Weekly digest from multiple videos
"Here are transcripts from three YouTube videos published this week. Write a weekly digest newsletter that covers the top insight from each video in 100 words per video. Add a brief intro and outro. Total length 400–500 words."
Building a weekly newsletter workflow
If you publish one video per week, a sustainable newsletter workflow looks like this:
- Day of publish: Transcribe the video using TranscribeVideo.ai immediately after uploading to YouTube.
- Next morning: Read the transcript, identify the newsletter angle, draft the issue using the prompts above. Budget 20 minutes.
- Review and send: Read the draft once, adjust the tone if needed, add any personal touches the AI missed, send.
This workflow produces a newsletter issue per week from material you already created — with no additional content research. The video does the heavy lifting; the newsletter is the text version.
Frequently asked questions
Should I send the transcript itself as the newsletter?

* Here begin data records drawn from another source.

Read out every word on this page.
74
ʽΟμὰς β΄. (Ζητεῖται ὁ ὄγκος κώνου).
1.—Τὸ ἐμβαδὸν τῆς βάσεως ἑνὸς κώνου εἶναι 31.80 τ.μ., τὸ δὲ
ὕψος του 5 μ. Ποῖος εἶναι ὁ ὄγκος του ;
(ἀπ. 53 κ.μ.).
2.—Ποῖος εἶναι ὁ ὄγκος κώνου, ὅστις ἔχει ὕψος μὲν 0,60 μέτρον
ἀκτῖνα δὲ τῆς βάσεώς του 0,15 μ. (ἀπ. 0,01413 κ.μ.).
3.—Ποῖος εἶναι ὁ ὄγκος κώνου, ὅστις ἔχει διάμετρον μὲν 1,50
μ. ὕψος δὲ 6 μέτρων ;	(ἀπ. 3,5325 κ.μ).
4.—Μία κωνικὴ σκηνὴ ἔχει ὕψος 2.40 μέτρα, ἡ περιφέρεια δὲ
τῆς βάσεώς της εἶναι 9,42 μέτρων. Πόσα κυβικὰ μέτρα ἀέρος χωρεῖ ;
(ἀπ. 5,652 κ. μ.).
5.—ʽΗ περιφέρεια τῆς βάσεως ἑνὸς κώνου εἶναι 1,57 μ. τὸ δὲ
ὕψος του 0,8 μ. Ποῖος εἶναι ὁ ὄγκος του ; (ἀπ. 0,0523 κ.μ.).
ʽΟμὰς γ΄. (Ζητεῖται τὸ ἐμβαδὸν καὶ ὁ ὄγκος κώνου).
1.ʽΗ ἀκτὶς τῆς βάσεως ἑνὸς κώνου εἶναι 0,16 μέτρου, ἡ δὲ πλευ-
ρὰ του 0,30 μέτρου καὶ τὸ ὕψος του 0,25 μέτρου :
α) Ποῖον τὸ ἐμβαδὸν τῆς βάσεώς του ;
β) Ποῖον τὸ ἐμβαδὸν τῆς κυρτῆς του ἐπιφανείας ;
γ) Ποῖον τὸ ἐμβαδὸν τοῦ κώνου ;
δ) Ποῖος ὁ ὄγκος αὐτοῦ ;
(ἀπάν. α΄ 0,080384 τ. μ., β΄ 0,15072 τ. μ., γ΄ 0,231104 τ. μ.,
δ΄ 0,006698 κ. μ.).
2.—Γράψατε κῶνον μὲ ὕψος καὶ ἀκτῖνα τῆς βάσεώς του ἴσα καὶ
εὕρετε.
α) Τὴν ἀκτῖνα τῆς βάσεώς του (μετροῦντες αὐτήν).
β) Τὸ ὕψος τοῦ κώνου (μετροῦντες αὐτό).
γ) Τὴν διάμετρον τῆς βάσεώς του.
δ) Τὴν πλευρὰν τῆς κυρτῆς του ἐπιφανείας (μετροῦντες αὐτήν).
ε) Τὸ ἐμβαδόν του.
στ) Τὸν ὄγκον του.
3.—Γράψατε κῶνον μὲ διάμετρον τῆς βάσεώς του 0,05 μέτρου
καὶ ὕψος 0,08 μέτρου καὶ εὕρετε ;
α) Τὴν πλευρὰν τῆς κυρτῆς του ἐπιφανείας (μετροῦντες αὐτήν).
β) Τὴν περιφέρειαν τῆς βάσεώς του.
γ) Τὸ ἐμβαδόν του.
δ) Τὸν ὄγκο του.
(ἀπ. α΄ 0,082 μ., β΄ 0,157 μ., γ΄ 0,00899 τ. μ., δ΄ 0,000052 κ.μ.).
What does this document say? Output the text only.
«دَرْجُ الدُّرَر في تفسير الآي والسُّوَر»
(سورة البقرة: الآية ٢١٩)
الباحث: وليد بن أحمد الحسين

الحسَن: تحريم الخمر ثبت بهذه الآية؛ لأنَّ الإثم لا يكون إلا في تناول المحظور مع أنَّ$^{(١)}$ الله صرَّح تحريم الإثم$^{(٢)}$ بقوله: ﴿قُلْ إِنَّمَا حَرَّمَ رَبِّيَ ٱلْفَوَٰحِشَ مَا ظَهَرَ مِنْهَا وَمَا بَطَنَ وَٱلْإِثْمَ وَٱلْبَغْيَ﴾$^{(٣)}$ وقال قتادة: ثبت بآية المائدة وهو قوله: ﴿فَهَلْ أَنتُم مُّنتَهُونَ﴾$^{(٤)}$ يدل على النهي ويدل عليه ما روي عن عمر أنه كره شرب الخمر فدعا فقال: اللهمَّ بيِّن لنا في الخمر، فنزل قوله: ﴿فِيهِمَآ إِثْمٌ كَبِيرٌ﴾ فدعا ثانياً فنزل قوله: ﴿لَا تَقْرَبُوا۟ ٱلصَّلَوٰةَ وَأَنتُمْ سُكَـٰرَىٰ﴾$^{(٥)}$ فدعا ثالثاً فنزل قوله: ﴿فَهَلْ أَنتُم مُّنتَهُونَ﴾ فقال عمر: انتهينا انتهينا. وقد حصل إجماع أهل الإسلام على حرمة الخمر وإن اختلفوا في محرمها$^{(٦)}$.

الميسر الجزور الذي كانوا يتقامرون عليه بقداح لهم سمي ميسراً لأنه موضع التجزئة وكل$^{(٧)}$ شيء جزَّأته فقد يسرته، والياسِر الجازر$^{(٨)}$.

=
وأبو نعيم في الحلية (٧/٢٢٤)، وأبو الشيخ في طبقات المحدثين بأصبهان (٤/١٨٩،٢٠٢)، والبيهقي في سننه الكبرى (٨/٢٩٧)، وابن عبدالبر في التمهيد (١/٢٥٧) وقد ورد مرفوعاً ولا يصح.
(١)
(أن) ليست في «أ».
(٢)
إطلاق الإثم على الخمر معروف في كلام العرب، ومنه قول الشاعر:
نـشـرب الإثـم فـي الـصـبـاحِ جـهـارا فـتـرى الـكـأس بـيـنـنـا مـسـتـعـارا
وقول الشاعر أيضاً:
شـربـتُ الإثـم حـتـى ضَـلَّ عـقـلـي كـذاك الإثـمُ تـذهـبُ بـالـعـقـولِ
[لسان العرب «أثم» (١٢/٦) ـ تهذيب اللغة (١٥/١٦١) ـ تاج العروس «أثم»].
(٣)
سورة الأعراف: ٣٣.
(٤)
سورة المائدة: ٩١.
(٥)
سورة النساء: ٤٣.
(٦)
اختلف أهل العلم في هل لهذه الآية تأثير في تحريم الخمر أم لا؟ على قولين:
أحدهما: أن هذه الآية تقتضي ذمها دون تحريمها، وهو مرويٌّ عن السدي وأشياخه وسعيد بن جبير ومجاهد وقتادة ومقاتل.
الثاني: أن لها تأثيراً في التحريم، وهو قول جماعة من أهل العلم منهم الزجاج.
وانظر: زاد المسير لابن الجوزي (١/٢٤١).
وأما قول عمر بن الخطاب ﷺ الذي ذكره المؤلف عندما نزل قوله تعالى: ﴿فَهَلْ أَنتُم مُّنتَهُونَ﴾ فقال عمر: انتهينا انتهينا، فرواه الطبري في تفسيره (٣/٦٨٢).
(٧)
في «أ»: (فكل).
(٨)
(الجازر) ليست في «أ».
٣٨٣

No. Raw transcripts read awkwardly in email — spoken language does not translate directly to written prose. Always adapt and edit. The transcript is your source material, not the finished product.
How often should I send newsletters based on videos?
Match your video cadence. If you publish weekly, a weekly newsletter is sustainable. A biweekly cadence allows you to choose only your best videos for newsletter treatment and gives you more editing time per issue.
Can I use podcast transcripts the same way?
Yes — the same workflow applies for any audio or video content. If your podcast is on YouTube, use TranscribeVideo.ai to get the transcript. If it is audio-only, upload it to YouTube as an unlisted video first, then transcribe.